Bild 2: Das arktische Meereis erreicht meist im September sein Minimum und genau dieses Minimum nimmt besonders stark und beschleunigt ab.
Trotzdem sei nochmals erwähnt, dass die Modelle, wenn sie mit den zeitnahen und korrekten Randbedingungen angetrieben werden, durchaus in der Lage sind, so eine Ereignis wie 2007 abzubilden. Allein die “sich selbst überlassenen” Modelle innerhalb der IPCC Rechnungen verpassten die Entwicklung der letzten Jahre und es gibt eine ganze Reihe von möglichen Gründen: räumliche Auflösung, Komplexität der Modelle (das obige erfolgreiche Modell ist deutlich detaillierter in seiner Beschreibung der Meereisprozesse als die Standard-IPCC Modell-Versionen), systematische Unterschätzung der Erwärmung in polaren Breiten, etc. etc.).
Bild 3: Tamino von Openmind hat daher mal eine quadratischen Fit durch die September Anomalien der Meereisausdehnung gelegt und kommt in der Extrapolation für 2011 auf einen Wert von 4.66 ±0.66 Millionen km^2, wenig aber kein neuer Rekord.
Wie aber steht es also um meine Wette? Tamino hatte bereits vor neun Monaten eine Schätzung angeboten, in dem er einfache eine quadratische Gleichung an die September Meereis-Minimums Werte fittete und dann auf den September 2011 extrapolierte.
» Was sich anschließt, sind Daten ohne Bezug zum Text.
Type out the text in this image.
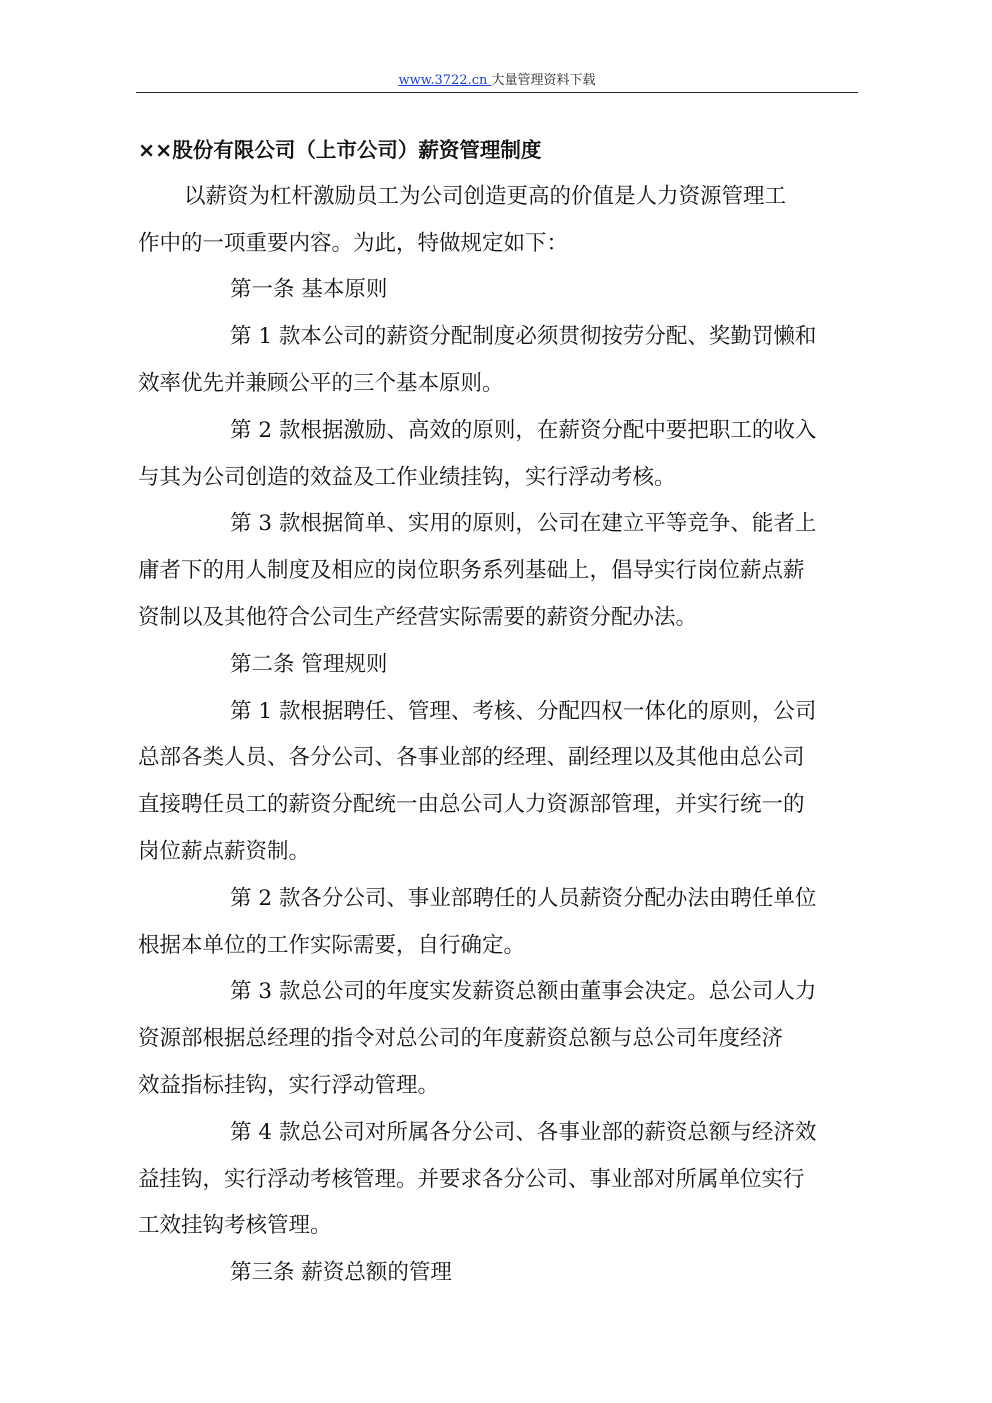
www.3722.cn 大量管理资料下载
××股份有限公司（上市公司）薪资管理制度
以薪资为杠杆激励员工为公司创造更高的价值是人力资源管理工
作中的一项重要内容。为此，特做规定如下：
第一条 基本原则
第 1 款本公司的薪资分配制度必须贯彻按劳分配、奖勤罚懒和
效率优先并兼顾公平的三个基本原则。
第 2 款根据激励、高效的原则，在薪资分配中要把职工的收入
与其为公司创造的效益及工作业绩挂钩，实行浮动考核。
第 3 款根据简单、实用的原则，公司在建立平等竞争、能者上
庸者下的用人制度及相应的岗位职务系列基础上，倡导实行岗位薪点薪
资制以及其他符合公司生产经营实际需要的薪资分配办法。
第二条 管理规则
第 1 款根据聘任、管理、考核、分配四权一体化的原则，公司
总部各类人员、各分公司、各事业部的经理、副经理以及其他由总公司
直接聘任员工的薪资分配统一由总公司人力资源部管理，并实行统一的
岗位薪点薪资制。
第 2 款各分公司、事业部聘任的人员薪资分配办法由聘任单位
根据本单位的工作实际需要，自行确定。
第 3 款总公司的年度实发薪资总额由董事会决定。总公司人力
资源部根据总经理的指令对总公司的年度薪资总额与总公司年度经济
效益指标挂钩，实行浮动管理。
第 4 款总公司对所属各分公司、各事业部的薪资总额与经济效
益挂钩，实行浮动考核管理。并要求各分公司、事业部对所属单位实行
工效挂钩考核管理。
第三条 薪资总额的管理
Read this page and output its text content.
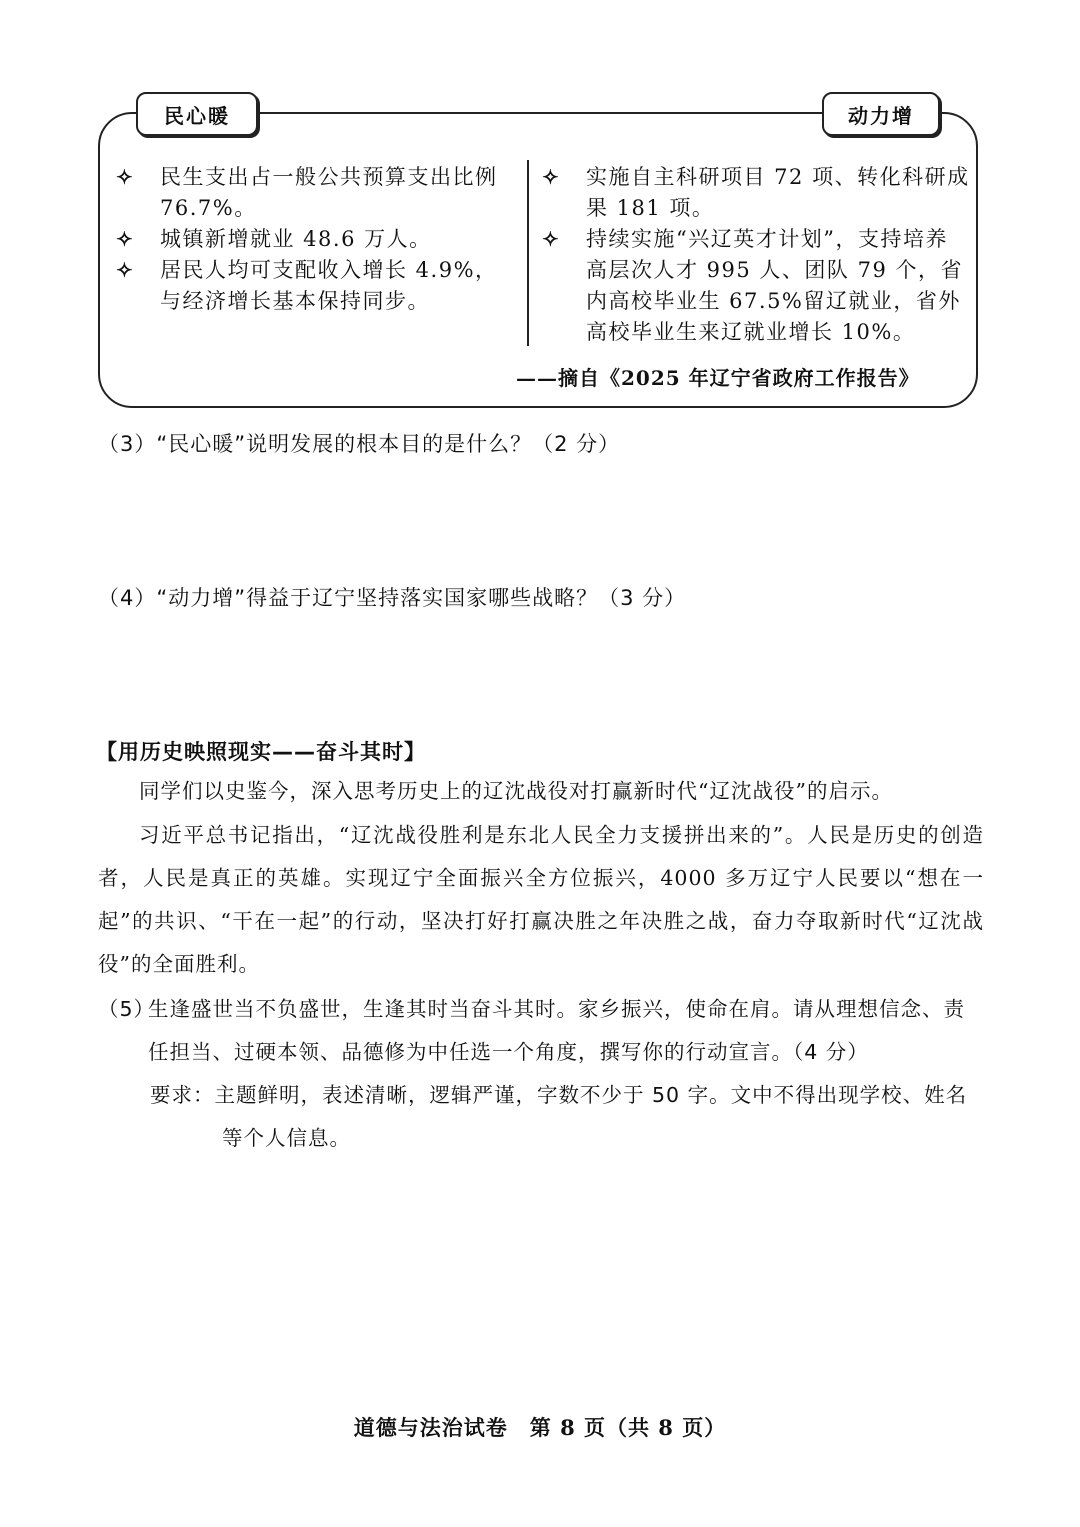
民心暖	动力增
✧ 民生支出占一般公共预算支出比例 76.7%。
✧ 城镇新增就业 48.6 万人。
✧ 居民人均可支配收入增长 4.9%，与经济增长基本保持同步。
✧ 实施自主科研项目 72 项、转化科研成果 181 项。
✧ 持续实施“兴辽英才计划”，支持培养高层次人才 995 人、团队 79 个，省内高校毕业生 67.5%留辽就业，省外高校毕业生来辽就业增长 10%。
——摘自《2025 年辽宁省政府工作报告》
（3）“民心暖”说明发展的根本目的是什么？（2 分）
（4）“动力增”得益于辽宁坚持落实国家哪些战略？（3 分）
【用历史映照现实——奋斗其时】

同学们以史鉴今，深入思考历史上的辽沈战役对打赢新时代“辽沈战役”的启示。

习近平总书记指出，“辽沈战役胜利是东北人民全力支援拼出来的”。人民是历史的创造者，人民是真正的英雄。实现辽宁全面振兴全方位振兴，4000 多万辽宁人民要以“想在一起”的共识、“干在一起”的行动，坚决打好打赢决胜之年决胜之战，奋力夺取新时代“辽沈战役”的全面胜利。

（5）
生逢盛世当不负盛世，生逢其时当奋斗其时。家乡振兴，使命在肩。请从理想信念、责任担当、过硬本领、品德修为中任选一个角度，撰写你的行动宣言。（4 分）
要求：主题鲜明，表述清晰，逻辑严谨，字数不少于 50 字。文中不得出现学校、姓名等个人信息。
道德与法治试卷　第 8 页（共 8 页）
Resultat war also eine Prognose von 4.63 ±0.9 Millionen km^2 für das diesjährige Minimum, rund 2.5 Millionen km^2 unter den Normalwerten der 80er Jahre.
Nun ist aber eine Prognose für den September 2011, die nur die Daten bis zum letzten September im Jahr 2010 benutzt, sicher noch verbesserungsfähig. So fügte Tamino jüngst in seine quadratische Gleichung (übrigens zum Zeitpunkt als ich die Graphiken zu dem Beitrag hier schon fertig hatte) noch einen linearen Term bei, der als weiterer Predictor in die Regressionsanalyse eingeht. Resultat diesmal: 4.66 ±0.66 Millionen km^2. Also fast unverändert im Vergleich zu der Vorjahresprognose.
Bild 4: Schmelzrate im Frühjahr gegen September Minimum. Die Regression erklärt 37% der Variabilität (r^2). Die Regression gibt einen Wert von 6.19±0.74 Millionen km^2 (blauer Punkt) für das diesjährige Minimum.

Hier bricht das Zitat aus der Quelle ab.